Estrogen is a commonly used hormone in the adjuvant treatment of intrauterine adhesion (IUA), which can promote endometrial growth. Stem cell transplantation has also been reported to promote endometrial regeneration in IUA due to its potential differentiative capacity. Human Wharton's jelly mesenchymal stem cells (WJ‑MSCs) are isolated from the umbilical cord, possess strong self‑renewal and proliferative abilities, and are hypo‑immunogenic and non‑tumorigenic. Therefore, the present study aimed to investigate the therapeutic effects and underlying mechanism of WJ‑MSCs transplantation with estrogen treatment, separately or as a combined therapy, on IUA. The IUA model was established using the ethanol damage method. A total of 50 Sprague‑Dawley female rats were randomly divided into the control, IUA model, WJ‑MSCs treatment, estrogen treatment and WJ‑MSCs+ estrogen treatment groups (n=10/group). WJ‑MSCs were injected three times at 5‑day intervals. IUA rats in the estrogen group received 0.2 mg/kg estrogen through intragastric administration, once every 2 days for 8 weeks. Morphological changes were evaluated by hematoxylin‑eosin staining. Immunohistochemical evaluations of pan‑keratin, vimentin, transforming growth factor (TGF)‑β1, RhoA, RhoB, RhoC, Rho‑associated coiled‑coil‑containing protein kinase (ROCK)I, and ROCKII expression were performed in uterine tissue. After treatment, the uterine specimens were observed to have increased uterine thickness and gland numbers in all treatment groups compared with the IUA group; however, the degree of restoration in the independent WJ‑MSCs and estrogen treatment groups was better than in the combined treatment group. Immunohistochemical analysis demonstrated that pan‑keratin expression was increased, and RhoA, ROCKI and TGF‑β1 expression was significantly inhibited in the WJ‑MSCs and WJ‑MSCs + estrogen treatment groups compared with the IUA group; however, the expression levels of these proteins were similar among all treatment groups. No change in vimentin expression was detected in any treatment group. The expression levels of RhoB, RhoC and ROCKII were clearly not affected by WJ‑MSCs intervention alone. In conclusion, transplantation of WJ‑MSCs may repair endometrial damage in IUA rats via TGF‑β1‑mediated inhibition of RhoA/ROCKI signaling.

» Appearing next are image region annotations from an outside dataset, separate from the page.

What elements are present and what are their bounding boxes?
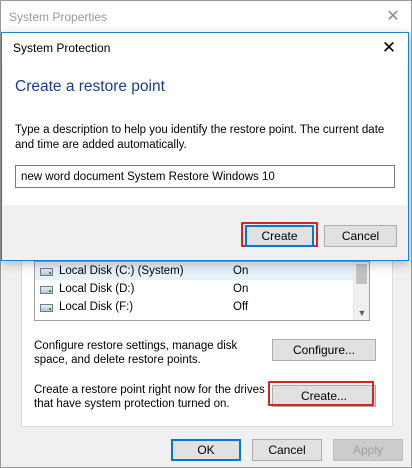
- outer-close-icon[interactable]: ✕: [383, 7, 403, 27]
- dialog-title: System Protection: [13, 41, 111, 55]
- list-item[interactable]: Local Disk (D:) On: [35, 281, 355, 298]
- drive-name: Local Disk (C:) (System): [59, 265, 184, 277]
- dialog-body: Create a restore point Type a descriptio…: [3, 63, 407, 205]
- drive-status: On: [233, 283, 249, 295]
- outer-title-bar: System Properties ✕: [1, 1, 411, 33]
- apply-button: Apply: [333, 439, 403, 461]
- dialog-title-bar: System Protection ✕: [2, 33, 408, 63]
- configure-description: Configure restore settings, manage disk …: [34, 340, 238, 366]
- drive-icon: [40, 304, 53, 312]
- protection-drive-list[interactable]: Local Disk (C:) (System) On Local Disk (…: [34, 261, 370, 321]
- outer-cancel-button[interactable]: Cancel: [252, 439, 322, 461]
- dialog-cancel-button[interactable]: Cancel: [324, 225, 397, 247]
- create-button-highlight: [268, 381, 374, 406]
- dialog-heading: Create a restore point: [15, 78, 165, 95]
- scrollbar-thumb[interactable]: [356, 264, 367, 284]
- chevron-down-icon[interactable]: ▼: [354, 306, 369, 320]
- close-icon[interactable]: ✕: [378, 37, 400, 59]
- drive-icon: [40, 268, 53, 276]
- restore-point-description-input[interactable]: [15, 165, 395, 188]
- drive-status: Off: [233, 301, 249, 313]
- dialog-create-button[interactable]: Create: [245, 225, 314, 247]
- list-item[interactable]: Local Disk (C:) (System) On: [35, 263, 355, 280]
- dialog-description: Type a description to help you identify …: [15, 124, 385, 151]
- drive-status: On: [233, 265, 249, 277]
- drive-list-scrollbar[interactable]: ▼: [353, 262, 369, 320]
- drive-name: Local Disk (D:): [59, 283, 135, 295]
- drive-name: Local Disk (F:): [59, 301, 134, 313]
- create-description: Create a restore point right now for the…: [34, 384, 265, 410]
- configure-button[interactable]: Configure...: [272, 339, 376, 361]
- ok-button[interactable]: OK: [171, 439, 241, 461]
- list-item[interactable]: Local Disk (F:) Off: [35, 299, 355, 316]
- drive-icon: [40, 286, 53, 294]
- system-protection-dialog: System Protection ✕ Create a restore poi…: [1, 32, 409, 261]
- outer-window-title: System Properties: [9, 10, 108, 24]
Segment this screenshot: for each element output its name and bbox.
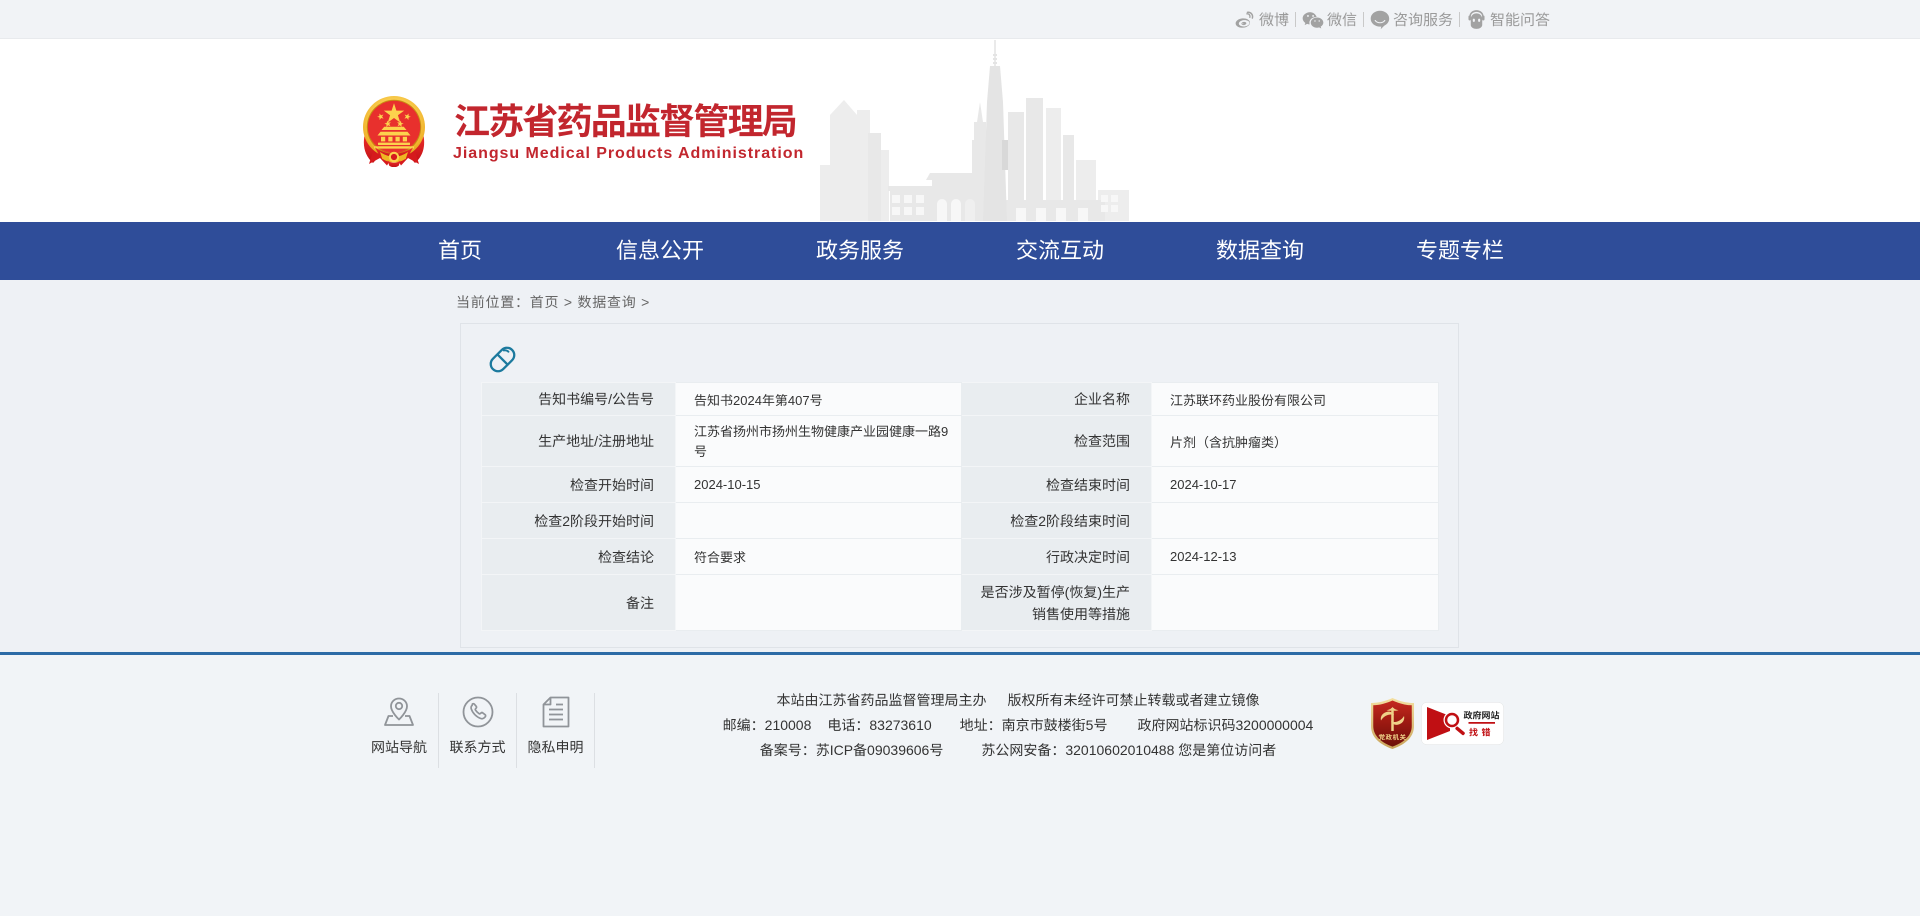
svg-text:党政机关: 党政机关 bbox=[1379, 732, 1407, 742]
svg-text:政府网站: 政府网站 bbox=[1463, 709, 1499, 722]
svg-text:找错: 找错 bbox=[1469, 726, 1494, 739]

雌激素是宫腔粘连(IUA)辅助治疗中常用的激素,可促进子宫内膜生长。有报道称,干细胞移植也能促进 IUA 中的子宫内膜再生,这与其潜在的分化能力有关。人脐带来源的间充质干细胞(WJ-MSCs)分离自脐带,具有较强的自我更新和增殖能力,免疫原性低,无致瘤性。因此,本研究旨在探讨 WJ-MSCs 联合雌激素治疗与单独雌激素治疗或 WJ-MSCs 治疗对 IUA 的治疗效果及作用机制。采用乙醇损伤法建立 IUA 模型。将 50 只雌性 Sprague-Dawley 大鼠随机分为对照组、IUA 模型组、WJ-MSCs 治疗组、雌激素治疗组和 WJ-MSCs+雌激素治疗组(每组 10 只)。WJ-MSCs 于 5 天间隔内分 3 次注射。雌激素组大鼠通过灌胃给予 0.2mg/kg 雌激素,每 2 天 1 次,共 8 周。苏木精-伊红染色评估形态学变化。对子宫组织中 pan-角蛋白、波形蛋白、转化生长因子(TGF)-β1、RhoA、RhoB、RhoC、Rho 相关卷曲螺旋含蛋白激酶(ROCK)I 和 ROCKII 的表达进行免疫组化评价。治疗后,与 IUA 组相比,所有治疗组的子宫标本均显示子宫厚度和腺体数量增加,但独立的 WJ-MSCs 和雌激素治疗组的恢复程度优于联合治疗组。免疫组化分析表明,与 IUA 组相比,WJ-MSCs 和 WJ-MSCs+雌激素治疗组 pan-角蛋白表达增加,RhoA、ROCKI 和 TGF-β1 表达明显受到抑制,但所有治疗组的这些蛋白表达水平相似。任何治疗组的波形蛋白表达均无变化。WJ-MSCs 干预单独对 RhoB、RhoC 和 ROCKII 的表达水平没有明显影响。综上所述,WJ-MSCs 移植可能通过 TGF-β1 介导的抑制 RhoA/ROCKI 信号通路修复 IUA 大鼠的子宫内膜损伤。